The state gave out $17 million in justice reinvestment grants to county law enforcement in 2013 and 2014. The groups are asking the legislature to invest $58.9 million in the upcoming biennium.
They say it is money the state will save if it can keep the incarcerated population from growing, and avoid the cost of opening a new prison wing.
In the last year, Oregon’s prison population stopped growing and dropped ever so slightly, from about 14,700 people to about 14,600 people. New prison admissions also dropped by about 3 percent, according to Mike Schmidt, Executive Director of Oregon’s Criminal Justice Commission.
“That’s 188 less people that walked through the prison doors," he says.

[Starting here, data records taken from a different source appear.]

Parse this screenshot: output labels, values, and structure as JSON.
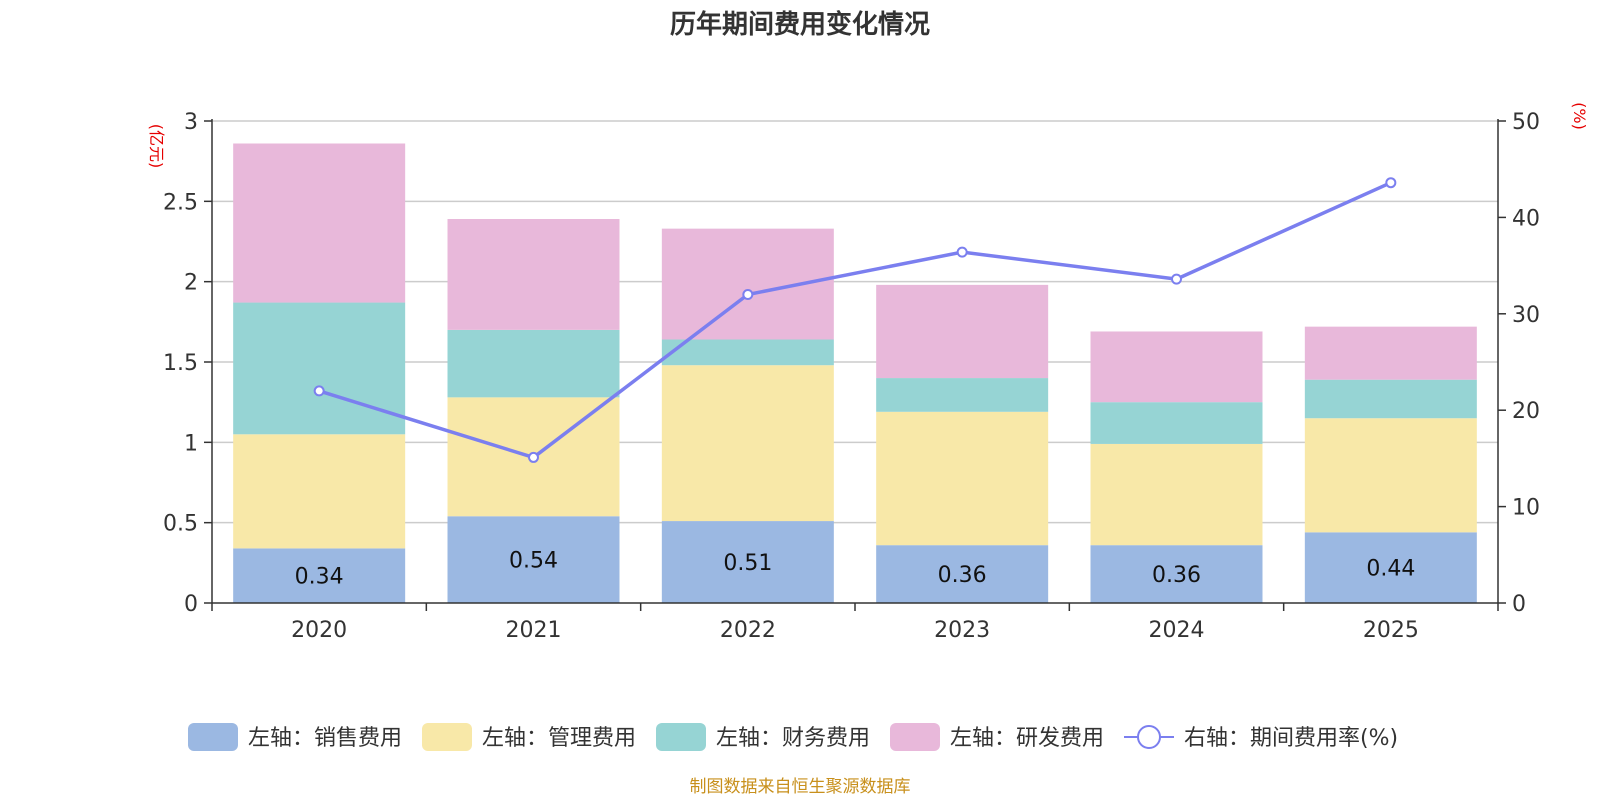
{
  "chart_data": {
    "type": "bar",
    "stacked": true,
    "title": "历年期间费用变化情况",
    "categories": [
      "2020",
      "2021",
      "2022",
      "2023",
      "2024",
      "2025"
    ],
    "y_left": {
      "unit": "(亿元)",
      "ylim": [
        0,
        3
      ],
      "ticks": [
        "0",
        "0.5",
        "1",
        "1.5",
        "2",
        "2.5",
        "3"
      ]
    },
    "y_right": {
      "unit": "(%)",
      "ylim": [
        0,
        50
      ],
      "ticks": [
        "0",
        "10",
        "20",
        "30",
        "40",
        "50"
      ]
    },
    "grid": true,
    "series": [
      {
        "name": "左轴：销售费用",
        "axis": "left",
        "color": "#9bb8e2",
        "values": [
          0.34,
          0.54,
          0.51,
          0.36,
          0.36,
          0.44
        ],
        "labels": [
          "0.34",
          "0.54",
          "0.51",
          "0.36",
          "0.36",
          "0.44"
        ]
      },
      {
        "name": "左轴：管理费用",
        "axis": "left",
        "color": "#f8e8a8",
        "values": [
          0.71,
          0.74,
          0.97,
          0.83,
          0.63,
          0.71
        ]
      },
      {
        "name": "左轴：财务费用",
        "axis": "left",
        "color": "#96d4d4",
        "values": [
          0.82,
          0.42,
          0.16,
          0.21,
          0.26,
          0.24
        ]
      },
      {
        "name": "左轴：研发费用",
        "axis": "left",
        "color": "#e8b8da",
        "values": [
          0.99,
          0.69,
          0.69,
          0.58,
          0.44,
          0.33
        ]
      },
      {
        "name": "右轴：期间费用率(%)",
        "axis": "right",
        "type": "line",
        "color": "#7b7fef",
        "values": [
          22.0,
          15.1,
          32.0,
          36.4,
          33.6,
          43.6
        ]
      }
    ],
    "legend_position": "bottom",
    "source": "制图数据来自恒生聚源数据库"
  }
}
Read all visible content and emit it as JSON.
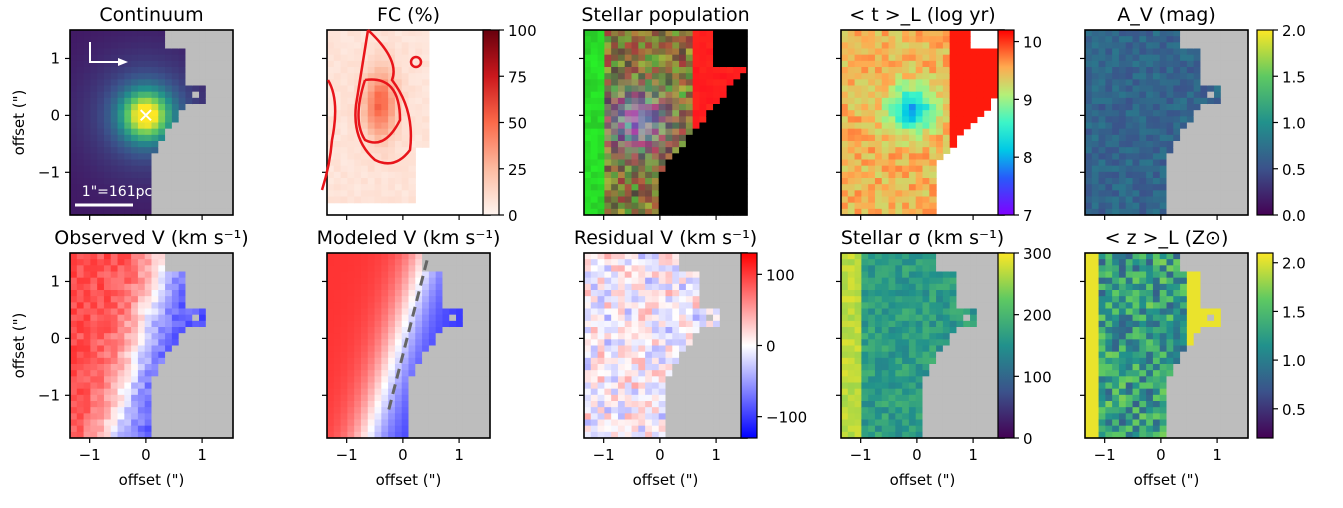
{
  "figure": {
    "x_label": "offset (\")",
    "y_label": "offset (\")",
    "panels_top": [
      {
        "id": "continuum",
        "title": "Continuum",
        "scalebar_label": "1\"=161pc",
        "nucleus_marker": "×",
        "north_east_arrows": true
      },
      {
        "id": "fc",
        "title": "FC (%)"
      },
      {
        "id": "stellar-population",
        "title": "Stellar population"
      },
      {
        "id": "mean-age",
        "title": "< t >_L (log yr)"
      },
      {
        "id": "av",
        "title": "A_V (mag)"
      }
    ],
    "panels_bottom": [
      {
        "id": "observed-v",
        "title": "Observed V (km s⁻¹)"
      },
      {
        "id": "modeled-v",
        "title": "Modeled V (km s⁻¹)"
      },
      {
        "id": "residual-v",
        "title": "Residual V (km s⁻¹)"
      },
      {
        "id": "stellar-sigma",
        "title": "Stellar σ (km s⁻¹)"
      },
      {
        "id": "metallicity",
        "title": "< z >_L (Z⊙)"
      }
    ],
    "x_ticks": [
      "−1",
      "0",
      "1"
    ],
    "y_ticks": [
      "1",
      "0",
      "−1"
    ],
    "colorbars": {
      "fc": {
        "ticks": [
          "0",
          "25",
          "50",
          "75",
          "100"
        ],
        "range": [
          0,
          100
        ],
        "cmap": "reds"
      },
      "mean-age": {
        "ticks": [
          "7",
          "8",
          "9",
          "10"
        ],
        "range": [
          7,
          10.2
        ],
        "cmap": "rainbow"
      },
      "av": {
        "ticks": [
          "0.0",
          "0.5",
          "1.0",
          "1.5",
          "2.0"
        ],
        "range": [
          0,
          2
        ],
        "cmap": "viridis"
      },
      "residual-v": {
        "ticks": [
          "−100",
          "0",
          "100"
        ],
        "range": [
          -130,
          130
        ],
        "cmap": "bwr"
      },
      "stellar-sigma": {
        "ticks": [
          "0",
          "100",
          "200",
          "300"
        ],
        "range": [
          0,
          300
        ],
        "cmap": "viridis"
      },
      "metallicity": {
        "ticks": [
          "0.5",
          "1.0",
          "1.5",
          "2.0"
        ],
        "range": [
          0.2,
          2.1
        ],
        "cmap": "viridis"
      }
    },
    "colors": {
      "masked": "#bdbdbd",
      "frame": "#000000",
      "contour": "#e8141a",
      "black_fill": "#000000"
    }
  },
  "chart_data": {
    "type": "heatmap",
    "panels": 10,
    "layout": "2 rows x 5 columns",
    "x_range": [
      -1.35,
      1.55
    ],
    "y_range": [
      -1.75,
      1.5
    ],
    "x_label": "offset (\")",
    "y_label": "offset (\")"
  }
}
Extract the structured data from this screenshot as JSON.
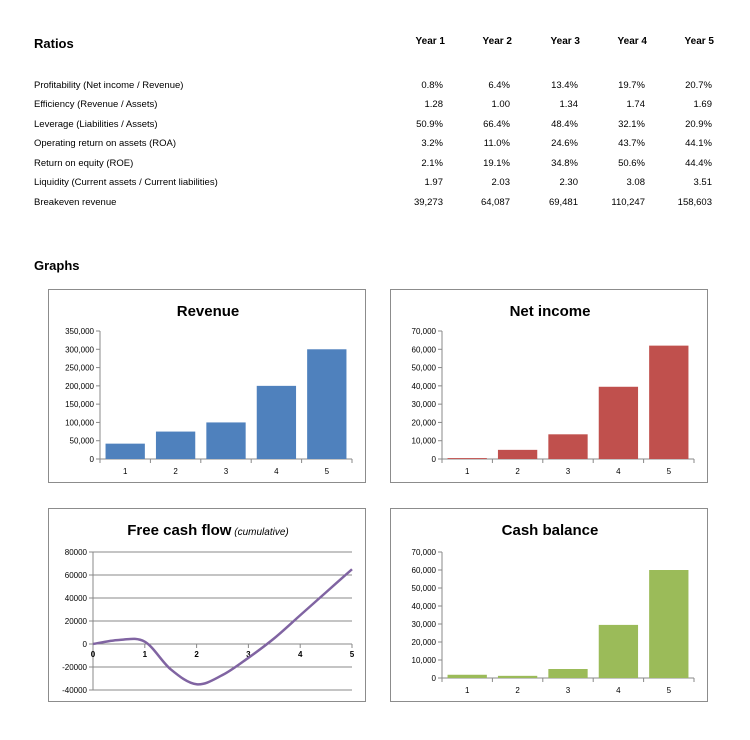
{
  "ratios": {
    "title": "Ratios",
    "years": [
      "Year 1",
      "Year 2",
      "Year 3",
      "Year 4",
      "Year 5"
    ],
    "rows": [
      {
        "label": "Profitability (Net income / Revenue)",
        "values": [
          "0.8%",
          "6.4%",
          "13.4%",
          "19.7%",
          "20.7%"
        ]
      },
      {
        "label": "Efficiency (Revenue  / Assets)",
        "values": [
          "1.28",
          "1.00",
          "1.34",
          "1.74",
          "1.69"
        ]
      },
      {
        "label": "Leverage (Liabilities / Assets)",
        "values": [
          "50.9%",
          "66.4%",
          "48.4%",
          "32.1%",
          "20.9%"
        ]
      },
      {
        "label": "Operating return on assets (ROA)",
        "values": [
          "3.2%",
          "11.0%",
          "24.6%",
          "43.7%",
          "44.1%"
        ]
      },
      {
        "label": "Return on equity (ROE)",
        "values": [
          "2.1%",
          "19.1%",
          "34.8%",
          "50.6%",
          "44.4%"
        ]
      },
      {
        "label": "Liquidity (Current assets / Current liabilities)",
        "values": [
          "1.97",
          "2.03",
          "2.30",
          "3.08",
          "3.51"
        ]
      },
      {
        "label": "Breakeven revenue",
        "values": [
          "39,273",
          "64,087",
          "69,481",
          "110,247",
          "158,603"
        ]
      }
    ]
  },
  "graphs": {
    "title": "Graphs"
  },
  "chart_data": [
    {
      "id": "revenue",
      "type": "bar",
      "title": "Revenue",
      "title_suffix": "",
      "color": "#4f81bd",
      "categories": [
        "1",
        "2",
        "3",
        "4",
        "5"
      ],
      "values": [
        42000,
        75000,
        100000,
        200000,
        300000
      ],
      "ylim": [
        0,
        350000
      ],
      "yticks": [
        0,
        50000,
        100000,
        150000,
        200000,
        250000,
        300000,
        350000
      ],
      "ytick_labels": [
        "0",
        "50,000",
        "100,000",
        "150,000",
        "200,000",
        "250,000",
        "300,000",
        "350,000"
      ],
      "grid": false
    },
    {
      "id": "net-income",
      "type": "bar",
      "title": "Net income",
      "title_suffix": "",
      "color": "#c0504d",
      "categories": [
        "1",
        "2",
        "3",
        "4",
        "5"
      ],
      "values": [
        500,
        5000,
        13500,
        39500,
        62000
      ],
      "ylim": [
        0,
        70000
      ],
      "yticks": [
        0,
        10000,
        20000,
        30000,
        40000,
        50000,
        60000,
        70000
      ],
      "ytick_labels": [
        "0",
        "10,000",
        "20,000",
        "30,000",
        "40,000",
        "50,000",
        "60,000",
        "70,000"
      ],
      "grid": false
    },
    {
      "id": "free-cash-flow",
      "type": "line",
      "title": "Free cash flow",
      "title_suffix": "(cumulative)",
      "color": "#8064a2",
      "x": [
        0,
        0.5,
        1,
        1.5,
        2,
        2.5,
        3,
        3.5,
        4,
        4.5,
        5
      ],
      "values": [
        0,
        3500,
        2000,
        -22000,
        -35000,
        -27000,
        -12000,
        5000,
        25000,
        45000,
        65000
      ],
      "xlim": [
        0,
        5
      ],
      "xticks": [
        0,
        1,
        2,
        3,
        4,
        5
      ],
      "xtick_labels": [
        "0",
        "1",
        "2",
        "3",
        "4",
        "5"
      ],
      "ylim": [
        -40000,
        80000
      ],
      "yticks": [
        -40000,
        -20000,
        0,
        20000,
        40000,
        60000,
        80000
      ],
      "ytick_labels": [
        "-40000",
        "-20000",
        "0",
        "20000",
        "40000",
        "60000",
        "80000"
      ],
      "grid": true
    },
    {
      "id": "cash-balance",
      "type": "bar",
      "title": "Cash balance",
      "title_suffix": "",
      "color": "#9bbb59",
      "categories": [
        "1",
        "2",
        "3",
        "4",
        "5"
      ],
      "values": [
        1800,
        1200,
        5000,
        29500,
        60000
      ],
      "ylim": [
        0,
        70000
      ],
      "yticks": [
        0,
        10000,
        20000,
        30000,
        40000,
        50000,
        60000,
        70000
      ],
      "ytick_labels": [
        "0",
        "10,000",
        "20,000",
        "30,000",
        "40,000",
        "50,000",
        "60,000",
        "70,000"
      ],
      "grid": false
    }
  ]
}
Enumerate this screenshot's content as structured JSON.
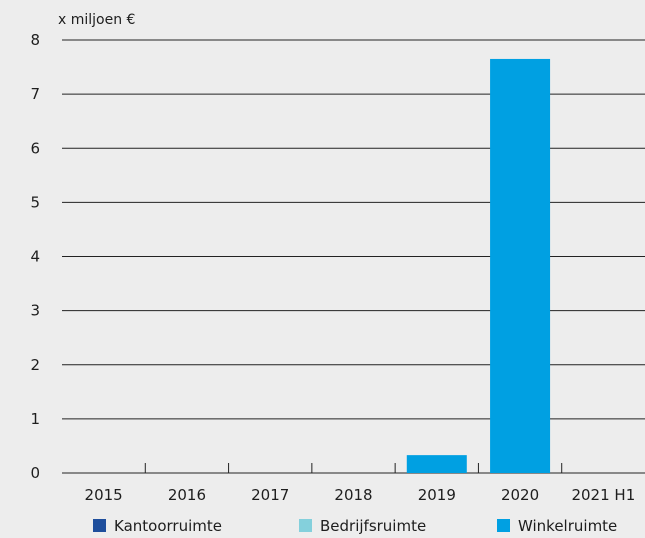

Schmidt says there wasn't a big drop in the number of convictions between 2013 and 2014. He believes reforms that began in 2013 have had a modest effect on the length of sentences and the number of prison admissions.
First, a law that passed in 2013 allows some inmates to leave prison three months early if they can show they have a plan for transiting back into the community.
Second, Multnomah County reports it is sending about 20 fewer people to state prison each month. The county is diverting more people into a parole program that includes drug treatment and mental health services.
It says that program has saved the state about $5 million dollars so far.